Sofia Gonzalez

Personal information
- Born: 27 March 2001 (age 25) London, England
- Home town: Jongny, Switzerland
- Education: City University of London

Sport
- Country: Switzerland
- Sport: Paralympic athletics
- Disability class: T63
- Events: 100 metres Long jump

Medal record
Paralympic athletics
Representing Switzerland
European Championships
| Bronze medal – third place | 2021 Bydgoszcz | 100m T63 |

= Sofia Gonzalez (athlete) =

Swiss Paralympic athlete

Sofia Gonzalez (born 27 March 2001) is a Swiss Paralympic athlete of Spanish and Mexican descent who competes in sprinting and long jump in international track and field competitions. She is a European bronze medalist in 100m. She competed at the 2020 Summer Paralympics but did not medal.

Gonzalez was born with a congenital deformity in her right leg and had her leg amputated below the knee when she was three years old.

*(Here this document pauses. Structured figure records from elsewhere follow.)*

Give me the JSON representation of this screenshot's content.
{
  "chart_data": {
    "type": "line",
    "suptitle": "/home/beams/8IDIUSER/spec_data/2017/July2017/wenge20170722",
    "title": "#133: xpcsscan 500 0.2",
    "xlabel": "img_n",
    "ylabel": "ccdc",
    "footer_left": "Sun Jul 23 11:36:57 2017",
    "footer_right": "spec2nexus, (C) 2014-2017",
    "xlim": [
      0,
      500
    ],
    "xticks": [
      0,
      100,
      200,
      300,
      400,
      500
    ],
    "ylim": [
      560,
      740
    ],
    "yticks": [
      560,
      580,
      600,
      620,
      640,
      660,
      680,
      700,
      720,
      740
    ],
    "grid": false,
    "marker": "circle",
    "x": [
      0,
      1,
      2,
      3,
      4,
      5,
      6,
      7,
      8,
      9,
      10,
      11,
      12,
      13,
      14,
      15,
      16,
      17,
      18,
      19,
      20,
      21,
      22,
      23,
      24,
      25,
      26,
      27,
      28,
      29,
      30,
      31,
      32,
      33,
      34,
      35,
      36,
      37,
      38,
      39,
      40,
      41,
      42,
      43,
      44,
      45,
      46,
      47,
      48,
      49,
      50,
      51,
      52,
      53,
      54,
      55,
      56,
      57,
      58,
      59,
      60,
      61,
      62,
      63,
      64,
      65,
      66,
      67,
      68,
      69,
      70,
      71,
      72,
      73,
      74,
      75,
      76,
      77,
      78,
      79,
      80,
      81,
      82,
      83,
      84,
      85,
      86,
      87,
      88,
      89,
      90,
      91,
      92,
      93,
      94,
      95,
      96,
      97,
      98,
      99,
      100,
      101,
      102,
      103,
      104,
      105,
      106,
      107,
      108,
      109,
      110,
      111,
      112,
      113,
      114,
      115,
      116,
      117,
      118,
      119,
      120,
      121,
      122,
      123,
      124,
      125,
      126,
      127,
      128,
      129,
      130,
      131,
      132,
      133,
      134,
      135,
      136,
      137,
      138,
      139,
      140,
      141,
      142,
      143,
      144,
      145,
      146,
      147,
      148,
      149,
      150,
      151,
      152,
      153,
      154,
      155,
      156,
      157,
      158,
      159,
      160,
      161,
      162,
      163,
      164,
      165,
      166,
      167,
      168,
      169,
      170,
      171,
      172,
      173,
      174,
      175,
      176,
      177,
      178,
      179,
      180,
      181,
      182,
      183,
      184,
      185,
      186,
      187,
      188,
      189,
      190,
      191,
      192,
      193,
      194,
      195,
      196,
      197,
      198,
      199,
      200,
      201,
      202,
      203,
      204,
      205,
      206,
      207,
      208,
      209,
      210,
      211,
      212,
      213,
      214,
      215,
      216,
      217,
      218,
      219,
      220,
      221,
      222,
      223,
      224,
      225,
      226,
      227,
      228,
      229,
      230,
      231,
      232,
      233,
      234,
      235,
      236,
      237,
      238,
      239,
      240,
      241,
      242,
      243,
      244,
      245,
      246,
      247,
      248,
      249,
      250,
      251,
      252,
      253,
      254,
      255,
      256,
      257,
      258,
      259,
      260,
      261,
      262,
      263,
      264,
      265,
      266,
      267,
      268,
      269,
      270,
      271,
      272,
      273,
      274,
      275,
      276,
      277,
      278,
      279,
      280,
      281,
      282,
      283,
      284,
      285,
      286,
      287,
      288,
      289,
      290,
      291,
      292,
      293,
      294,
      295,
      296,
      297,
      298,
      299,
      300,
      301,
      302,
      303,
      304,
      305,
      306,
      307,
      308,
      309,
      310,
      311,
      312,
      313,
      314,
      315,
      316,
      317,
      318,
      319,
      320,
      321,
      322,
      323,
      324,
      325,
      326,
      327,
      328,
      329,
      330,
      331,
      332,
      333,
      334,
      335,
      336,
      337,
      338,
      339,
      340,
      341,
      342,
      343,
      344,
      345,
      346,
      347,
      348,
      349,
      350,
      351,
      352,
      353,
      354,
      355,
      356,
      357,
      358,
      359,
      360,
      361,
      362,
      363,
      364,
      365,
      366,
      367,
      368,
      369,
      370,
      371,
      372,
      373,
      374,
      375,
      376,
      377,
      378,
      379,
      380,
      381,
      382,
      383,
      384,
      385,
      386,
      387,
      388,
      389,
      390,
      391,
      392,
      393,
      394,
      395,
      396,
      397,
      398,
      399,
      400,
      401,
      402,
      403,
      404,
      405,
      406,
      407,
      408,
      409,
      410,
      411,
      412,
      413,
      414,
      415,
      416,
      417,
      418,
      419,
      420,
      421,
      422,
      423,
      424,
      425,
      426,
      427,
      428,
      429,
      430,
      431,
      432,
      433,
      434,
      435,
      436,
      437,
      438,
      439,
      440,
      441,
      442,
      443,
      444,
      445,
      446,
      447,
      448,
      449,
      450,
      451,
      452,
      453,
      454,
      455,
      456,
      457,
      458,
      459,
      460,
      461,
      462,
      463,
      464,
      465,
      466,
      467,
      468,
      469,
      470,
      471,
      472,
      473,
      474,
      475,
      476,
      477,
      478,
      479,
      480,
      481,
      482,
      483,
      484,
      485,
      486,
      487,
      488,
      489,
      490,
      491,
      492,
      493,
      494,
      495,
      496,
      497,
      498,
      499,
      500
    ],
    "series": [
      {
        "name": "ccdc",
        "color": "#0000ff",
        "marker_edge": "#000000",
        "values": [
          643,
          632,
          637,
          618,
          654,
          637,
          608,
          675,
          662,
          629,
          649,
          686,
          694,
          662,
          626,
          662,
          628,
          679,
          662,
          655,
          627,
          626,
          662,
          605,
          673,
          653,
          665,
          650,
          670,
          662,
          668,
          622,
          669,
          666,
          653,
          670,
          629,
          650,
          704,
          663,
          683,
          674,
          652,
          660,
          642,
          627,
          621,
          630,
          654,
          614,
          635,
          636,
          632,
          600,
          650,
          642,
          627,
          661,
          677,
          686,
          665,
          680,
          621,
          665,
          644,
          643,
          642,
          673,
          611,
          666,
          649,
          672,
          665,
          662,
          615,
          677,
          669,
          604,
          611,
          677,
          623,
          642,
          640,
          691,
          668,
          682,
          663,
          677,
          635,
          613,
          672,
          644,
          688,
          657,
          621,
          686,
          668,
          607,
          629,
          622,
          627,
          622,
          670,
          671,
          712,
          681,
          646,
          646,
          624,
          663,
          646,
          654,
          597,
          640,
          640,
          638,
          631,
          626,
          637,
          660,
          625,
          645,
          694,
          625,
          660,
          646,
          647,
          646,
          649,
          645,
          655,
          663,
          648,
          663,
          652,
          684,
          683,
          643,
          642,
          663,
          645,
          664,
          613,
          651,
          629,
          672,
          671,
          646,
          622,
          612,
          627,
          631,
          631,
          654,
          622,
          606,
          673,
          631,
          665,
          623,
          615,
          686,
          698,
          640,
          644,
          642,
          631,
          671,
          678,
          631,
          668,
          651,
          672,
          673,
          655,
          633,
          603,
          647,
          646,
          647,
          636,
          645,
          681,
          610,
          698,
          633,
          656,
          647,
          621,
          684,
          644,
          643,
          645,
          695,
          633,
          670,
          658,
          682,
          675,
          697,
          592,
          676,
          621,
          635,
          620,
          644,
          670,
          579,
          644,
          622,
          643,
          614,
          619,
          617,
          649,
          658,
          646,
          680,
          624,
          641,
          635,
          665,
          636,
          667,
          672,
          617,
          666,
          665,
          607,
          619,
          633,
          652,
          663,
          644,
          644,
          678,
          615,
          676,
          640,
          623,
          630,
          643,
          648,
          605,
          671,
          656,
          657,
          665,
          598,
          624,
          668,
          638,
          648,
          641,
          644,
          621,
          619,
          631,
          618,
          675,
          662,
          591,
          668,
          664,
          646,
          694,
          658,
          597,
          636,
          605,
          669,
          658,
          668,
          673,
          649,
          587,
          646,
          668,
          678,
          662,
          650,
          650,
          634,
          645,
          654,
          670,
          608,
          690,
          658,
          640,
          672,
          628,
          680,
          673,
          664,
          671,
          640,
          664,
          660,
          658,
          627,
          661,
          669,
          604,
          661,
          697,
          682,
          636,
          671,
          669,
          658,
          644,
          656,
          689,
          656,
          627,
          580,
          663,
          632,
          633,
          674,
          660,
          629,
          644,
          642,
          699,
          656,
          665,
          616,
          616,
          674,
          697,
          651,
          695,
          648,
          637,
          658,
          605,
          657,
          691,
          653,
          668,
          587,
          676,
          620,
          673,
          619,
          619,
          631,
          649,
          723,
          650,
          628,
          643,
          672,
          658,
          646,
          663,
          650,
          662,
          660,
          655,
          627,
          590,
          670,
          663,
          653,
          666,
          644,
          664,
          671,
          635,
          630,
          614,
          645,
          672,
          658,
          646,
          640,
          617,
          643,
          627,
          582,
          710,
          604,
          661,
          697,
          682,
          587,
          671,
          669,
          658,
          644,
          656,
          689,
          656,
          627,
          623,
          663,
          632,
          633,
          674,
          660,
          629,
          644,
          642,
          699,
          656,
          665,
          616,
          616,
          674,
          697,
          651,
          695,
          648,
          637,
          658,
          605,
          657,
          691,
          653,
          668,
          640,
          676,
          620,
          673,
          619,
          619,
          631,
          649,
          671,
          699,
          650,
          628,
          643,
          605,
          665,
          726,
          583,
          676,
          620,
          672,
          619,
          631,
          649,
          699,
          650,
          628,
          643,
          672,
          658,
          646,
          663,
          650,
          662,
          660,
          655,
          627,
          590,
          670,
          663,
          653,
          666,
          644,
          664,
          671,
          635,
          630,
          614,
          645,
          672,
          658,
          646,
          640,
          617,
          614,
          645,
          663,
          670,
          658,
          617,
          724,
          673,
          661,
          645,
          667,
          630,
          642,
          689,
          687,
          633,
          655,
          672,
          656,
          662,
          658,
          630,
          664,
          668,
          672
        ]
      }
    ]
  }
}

While growing up in Zürich, she was a very active person and did horse riding, tennis and skiing and then became a professional athlete in 2016 when she took part in a sporting event for people with prosthetics and trained with Heinrich Popow whom she admired as an influential person.

Gonzalez is studying for a bachelor's degree in sociology at City, University of London, she is also a motivational speaker in Switzerland and can fluently speak four languages.